Discussion: For Question 1, the violin plots comparing the weight distributions of medalists versus non-medalists show similar overall ranges but subtle differences in shape. The non-medalist violins have more visible ridges and uneven peaks, suggesting a wider variety of body types and less consistency in optimal weight. In contrast, the medalists’ distributions appear smoother and more centered, implying that successful skiers tend to fall within a more specific and balanced weight range—possibly reflecting physical traits that are advantageous in performance, control, and speed.

In Question 2, examining weights across different Alpine Skiing events revealed small but noticeable shifts. While all events share similar average weights, the “Combined” event shows slightly heavier athletes, which could reflect the need for more strength and endurance to handle multiple disciplines. Meanwhile, “Giant Slalom” skiers appear just a bit lighter on average, perhaps benefiting from greater agility and precision through tight turns. These subtle differences, though minimal, highlight how each event may favor slightly different physical builds.
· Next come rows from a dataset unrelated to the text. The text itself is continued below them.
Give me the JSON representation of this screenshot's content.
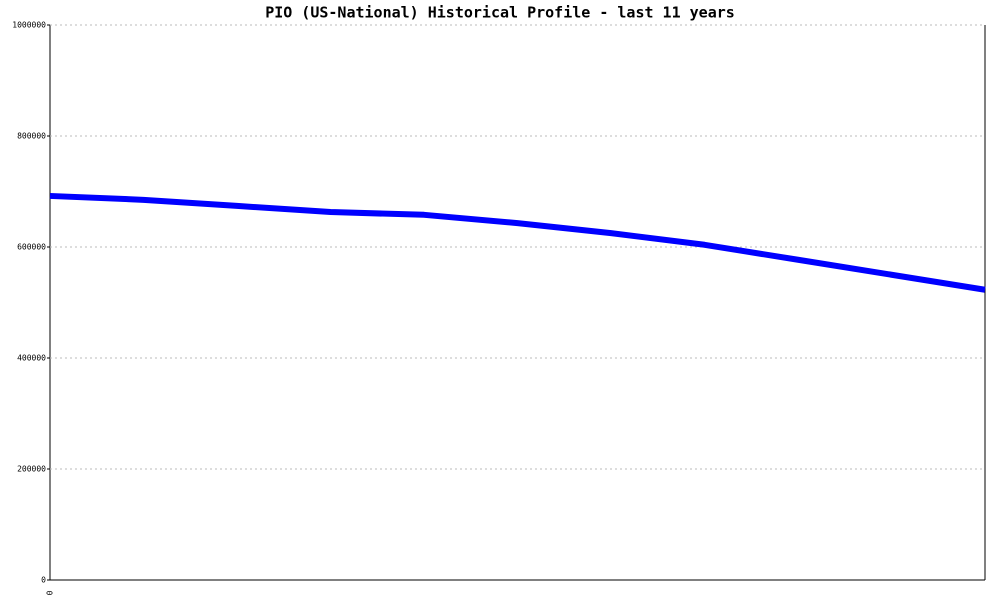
{
  "chart_data": {
    "type": "line",
    "title": "PIO (US-National) Historical Profile - last 11 years",
    "categories": [
      "0",
      null,
      null,
      null,
      null,
      null,
      null,
      null,
      null,
      null,
      null
    ],
    "series": [
      {
        "name": "PIO",
        "color": "#0000ff",
        "values": [
          692000,
          685000,
          674000,
          663000,
          658000,
          643000,
          625000,
          604000,
          577000,
          550000,
          523000
        ]
      }
    ],
    "ylim": [
      0,
      1000000
    ],
    "yticks": [
      0,
      200000,
      400000,
      600000,
      800000,
      1000000
    ],
    "grid": true
  }
}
For Question 3, the boxplots over time suggest a gradual increase in the average weight of alpine skiers, with a noticeable spike in the late 1990s. This could relate to advances in equipment technology and training methods that shifted the ideal athlete profile toward stronger, more powerful builds. In more recent years, the trend seems to have stabilized, implying that the sport may have reached a balance between speed, strength, and control.
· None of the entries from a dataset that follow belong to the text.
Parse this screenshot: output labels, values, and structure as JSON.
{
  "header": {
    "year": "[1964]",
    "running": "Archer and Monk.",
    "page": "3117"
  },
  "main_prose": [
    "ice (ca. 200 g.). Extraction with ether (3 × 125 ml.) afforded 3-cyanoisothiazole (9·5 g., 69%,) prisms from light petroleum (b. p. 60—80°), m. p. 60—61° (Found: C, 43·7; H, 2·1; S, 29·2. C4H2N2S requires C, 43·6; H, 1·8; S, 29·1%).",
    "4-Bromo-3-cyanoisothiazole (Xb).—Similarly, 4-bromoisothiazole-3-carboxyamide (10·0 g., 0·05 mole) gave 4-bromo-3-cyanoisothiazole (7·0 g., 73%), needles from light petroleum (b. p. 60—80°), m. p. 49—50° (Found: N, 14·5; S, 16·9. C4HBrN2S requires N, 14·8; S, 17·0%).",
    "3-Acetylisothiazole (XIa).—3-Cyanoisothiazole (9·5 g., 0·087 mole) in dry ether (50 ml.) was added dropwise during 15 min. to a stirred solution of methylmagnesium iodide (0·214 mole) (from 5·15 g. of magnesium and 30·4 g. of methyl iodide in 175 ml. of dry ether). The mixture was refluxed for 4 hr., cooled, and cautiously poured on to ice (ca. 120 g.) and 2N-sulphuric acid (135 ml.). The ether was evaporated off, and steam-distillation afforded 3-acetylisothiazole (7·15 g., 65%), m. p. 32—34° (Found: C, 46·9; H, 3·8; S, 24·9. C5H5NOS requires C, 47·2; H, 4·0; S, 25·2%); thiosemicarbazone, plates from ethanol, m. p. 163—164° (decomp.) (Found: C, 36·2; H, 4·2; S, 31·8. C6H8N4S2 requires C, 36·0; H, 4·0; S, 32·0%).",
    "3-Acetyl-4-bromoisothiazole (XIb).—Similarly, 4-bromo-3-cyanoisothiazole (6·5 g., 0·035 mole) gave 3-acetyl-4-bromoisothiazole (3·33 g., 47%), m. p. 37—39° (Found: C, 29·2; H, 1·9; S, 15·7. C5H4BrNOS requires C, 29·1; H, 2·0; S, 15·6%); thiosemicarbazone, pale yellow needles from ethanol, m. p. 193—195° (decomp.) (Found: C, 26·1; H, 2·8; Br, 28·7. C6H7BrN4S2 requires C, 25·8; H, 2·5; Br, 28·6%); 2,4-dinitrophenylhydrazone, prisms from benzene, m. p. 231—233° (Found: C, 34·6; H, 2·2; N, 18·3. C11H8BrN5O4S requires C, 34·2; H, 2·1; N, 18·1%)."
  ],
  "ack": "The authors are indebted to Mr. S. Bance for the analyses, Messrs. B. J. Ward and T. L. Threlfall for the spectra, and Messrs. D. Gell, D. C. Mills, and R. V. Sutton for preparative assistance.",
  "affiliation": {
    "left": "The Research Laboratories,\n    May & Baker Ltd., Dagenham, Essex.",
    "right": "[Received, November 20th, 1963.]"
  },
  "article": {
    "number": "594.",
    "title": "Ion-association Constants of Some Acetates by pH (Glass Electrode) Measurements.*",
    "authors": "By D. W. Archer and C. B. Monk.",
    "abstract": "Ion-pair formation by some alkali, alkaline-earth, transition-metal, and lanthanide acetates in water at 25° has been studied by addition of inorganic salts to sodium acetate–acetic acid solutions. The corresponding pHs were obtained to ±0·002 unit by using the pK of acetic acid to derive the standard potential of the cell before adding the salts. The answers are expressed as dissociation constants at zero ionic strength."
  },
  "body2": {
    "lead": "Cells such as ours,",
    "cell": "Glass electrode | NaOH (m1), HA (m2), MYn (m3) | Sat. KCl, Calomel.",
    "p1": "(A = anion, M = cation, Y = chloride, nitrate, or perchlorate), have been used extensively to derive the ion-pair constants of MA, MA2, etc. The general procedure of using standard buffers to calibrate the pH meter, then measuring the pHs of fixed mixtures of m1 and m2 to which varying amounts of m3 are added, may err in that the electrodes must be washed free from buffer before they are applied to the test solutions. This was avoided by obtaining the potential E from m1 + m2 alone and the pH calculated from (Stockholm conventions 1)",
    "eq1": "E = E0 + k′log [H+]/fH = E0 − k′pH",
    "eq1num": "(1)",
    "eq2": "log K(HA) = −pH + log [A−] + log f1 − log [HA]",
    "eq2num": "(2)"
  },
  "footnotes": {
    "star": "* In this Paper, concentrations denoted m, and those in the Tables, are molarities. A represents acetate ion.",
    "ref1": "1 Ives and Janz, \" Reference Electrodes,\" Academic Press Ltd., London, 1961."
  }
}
Finally, Question 4’s animated bar chart vividly demonstrates the cumulative medal dominance of countries such as the United States, followed by other top nations like Russia and Germany. Seeing the bars grow over time highlights both the historical consistency of strong Olympic programs and how emerging countries occasionally rise in the rankings. The small decimal values in the data stem from how R handles numeric types—tiny rounding differences from summing and cumulative calculations, even though the underlying medal counts are whole numbers. Overall, this visualization ties together the storytelling aspect of the project, using motion and accumulation to represent Olympic history in an engaging and data-driven way.

Also, While the analysis captures clear patterns, medal counts were grouped by team rather than individual athletes, and future work could separate Summer and Winter Games or normalize totals by number of events to compare across eras.